New Technology Brings Wireless Capability to Pipe Cleaning, Analysis
How much thought do you give to the act of turning on a faucet and having water immediately available? What about pressing the handle at the gas pump and instantly fueling your vehicle? Few people consider the complex pipe architecture that makes our world possible — and the inherent obstacles that architecture creates. One current Houston Mechatronics project aims to tackle such roadblocks head-on.
In 2016 our crew began working alongside a valued client to improve pipe inspection and cleaning processes for large industrial plants. Pipes in these particular applications require periodic cleaning as well as pipe integrity testing. Current practices require either manual inspections at a few external points, or robotic tools to carry out their work inside pipes while remaining tethered to an outside unit. After navigating a few pipe bends, tether cords begin to build up drag and large forces prohibit further progress. Our team’s goal was to, quite literally, cut the cord on those setbacks.
We set out to create a wireless pipe inspection solution that could navigate every twist and turn. The finished product would ideally gauge not only whether the structure had been properly cleaned, but could measure pipe wall thickness along the way, while locating any defects or fractures.
With a team of roboticists working at breakneck pace, our company unveiled the first prototype just a few short weeks after launching the project, and has continued rocking and rolling in the months that followed. The current iteration boasts a camera that can stream visual data live, allowing personnel to identify issues as the bot traverses the pipe. A fine-tuned sensor also provides real-time thickness measurements from inside the pipe — a massive improvement from current practices which require companies to measure from outside the pipe.

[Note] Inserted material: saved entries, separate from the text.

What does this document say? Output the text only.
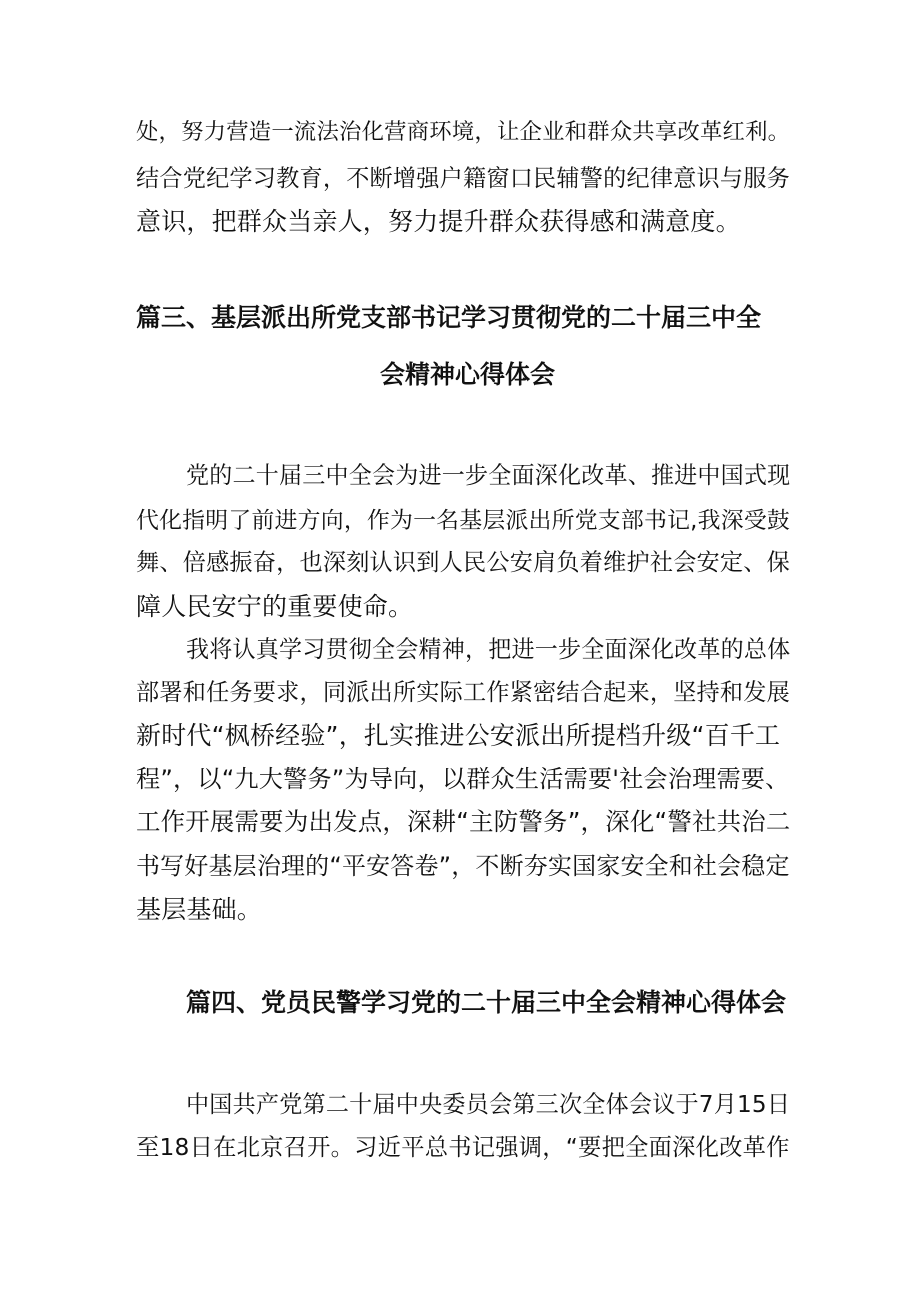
处，努力营造一流法治化营商环境，让企业和群众共享改革红利。
结合党纪学习教育，不断增强户籍窗口民辅警的纪律意识与服务
意识，把群众当亲人，努力提升群众获得感和满意度。
篇三、基层派出所党支部书记学习贯彻党的二十届三中全
会精神心得体会
党的二十届三中全会为进一步全面深化改革、推进中国式现
代化指明了前进方向，作为一名基层派出所党支部书记,我深受鼓
舞、倍感振奋，也深刻认识到人民公安肩负着维护社会安定、保
障人民安宁的重要使命。
我将认真学习贯彻全会精神，把进一步全面深化改革的总体
部署和任务要求，同派出所实际工作紧密结合起来，坚持和发展
新时代“枫桥经验”，扎实推进公安派出所提档升级“百千工
程”，以“九大警务”为导向，以群众生活需要'社会治理需要、
工作开展需要为出发点，深耕“主防警务”，深化“警社共治二
书写好基层治理的“平安答卷”，不断夯实国家安全和社会稳定
基层基础。
篇四、党员民警学习党的二十届三中全会精神心得体会
中国共产党第二十届中央委员会第三次全体会议于7月15日
至18日在北京召开。习近平总书记强调，“要把全面深化改革作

Our first production-level pipe inspection robot is under development now, and we expect it to reach completion this spring. Still, it is a process. As we continue our prototype endeavor, the robot’s iterations are changing less and less, and we are converging on a solution we are confident will change the way companies tackle such pipe processes.
The sky’s the limit when it comes to ways we can incorporate such technology into oil and gas, municipal pipes and other specialties. As it turns out, there is a lot of piping infrastructure in our modern world. It is gratifying to see such groundbreaking innovation come together, and to know our team spearheaded the change.